Airbnb will likely become the world’s fourth-largest
online-travel intermediary by the end of the year, as the peer-to-peer
accommodations service continues to boost demand from its core leisure sector
and more nascent business contingent, according to research firm Phocuswright.
Closely held Airbnb, which doesn’t disclose bookings or
revenue figures, likely generated about $7.5 billion in gross bookings in 2015,
and is likely to surpass the annual bookings of European OTA eDreams Odigeo
this year, Phocuswright said.
eDreams Odigeo’s five brands, which include Opodo, Travelink
and Go Voyages, generated 10.7 billion euros ($12 billion) in bookings for the
year ended March 31, according to eDreams Odigeo’s public filings.
After this year, Phocuswright expects that Airbnb will trail
only Expedia Inc., Priceline Group and China-based Ctrip in annual gross
bookings among online travel intermediaries.
Expedia and Priceline generated $61 billion and $56 billion,
respectively, in gross bookings last year, according to company filings.
San Francisco-based Airbnb’s growth stems from the rapid
adoption of home-based lodging.
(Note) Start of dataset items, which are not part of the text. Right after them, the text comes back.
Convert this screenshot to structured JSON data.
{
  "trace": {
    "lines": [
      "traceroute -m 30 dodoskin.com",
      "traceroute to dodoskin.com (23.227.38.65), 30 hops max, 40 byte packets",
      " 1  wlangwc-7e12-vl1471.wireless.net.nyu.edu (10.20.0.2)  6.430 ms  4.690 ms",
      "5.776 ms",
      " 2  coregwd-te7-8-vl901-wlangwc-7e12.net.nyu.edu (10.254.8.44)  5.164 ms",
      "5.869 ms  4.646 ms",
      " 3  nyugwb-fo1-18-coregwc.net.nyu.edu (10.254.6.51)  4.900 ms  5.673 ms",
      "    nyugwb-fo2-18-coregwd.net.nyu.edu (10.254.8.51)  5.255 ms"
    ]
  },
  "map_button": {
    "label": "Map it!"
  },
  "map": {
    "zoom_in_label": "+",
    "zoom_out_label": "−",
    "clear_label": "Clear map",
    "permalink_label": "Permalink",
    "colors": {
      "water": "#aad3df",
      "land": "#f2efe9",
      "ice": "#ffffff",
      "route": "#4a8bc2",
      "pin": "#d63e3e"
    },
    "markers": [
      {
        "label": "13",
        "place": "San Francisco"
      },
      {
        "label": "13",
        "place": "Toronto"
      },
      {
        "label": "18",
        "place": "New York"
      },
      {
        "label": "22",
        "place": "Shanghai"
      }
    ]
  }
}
Almost one in three U.S. travelers stayed at a
home-based unit last year, up from about one in 10 in 2011, Phocuswright said.
Additionally, Airbnb’s growth disproves the claim within the
hotel industry that recent consolidation amid OTAs has given Expedia and
Priceline too much sway over accommodations pricing and distribution, wrote Doug
Quinby, Phocuswright vice president of research. Hotel industry lobbyists last
year decried Expedia’s acquisition of Orbitz Worldwide because the buyout gave
Expedia and Priceline control over about 90% of the OTA market in the U.S.
“Three guys without a lick of travel industry experience got
together and have managed to create the fourth-largest online travel
intermediary, just as OTA consolidation accelerated,” wrote Quinby. “So who
says you can’t build an online travel company today?”
Airbnb this summer filed documentation indicating that it
was raising $850 million in a funding round that would value the 9-year-old
company at about $30 billion, Bloomberg News reported earlier this month.
Airbnb has declined to comment on valuations and funding efforts. Priceline’s
market value is about $69 billion, while Expedia’s is about $17 billion.
Airbnb earlier this year also reportedly received a $1
billion credit line from a group of lenders that included Bank of America,
Citigroup and JPMorgan Chase and Morgan Stanley. Some analysts have said the
debt indicates that the company may be preparing to go public.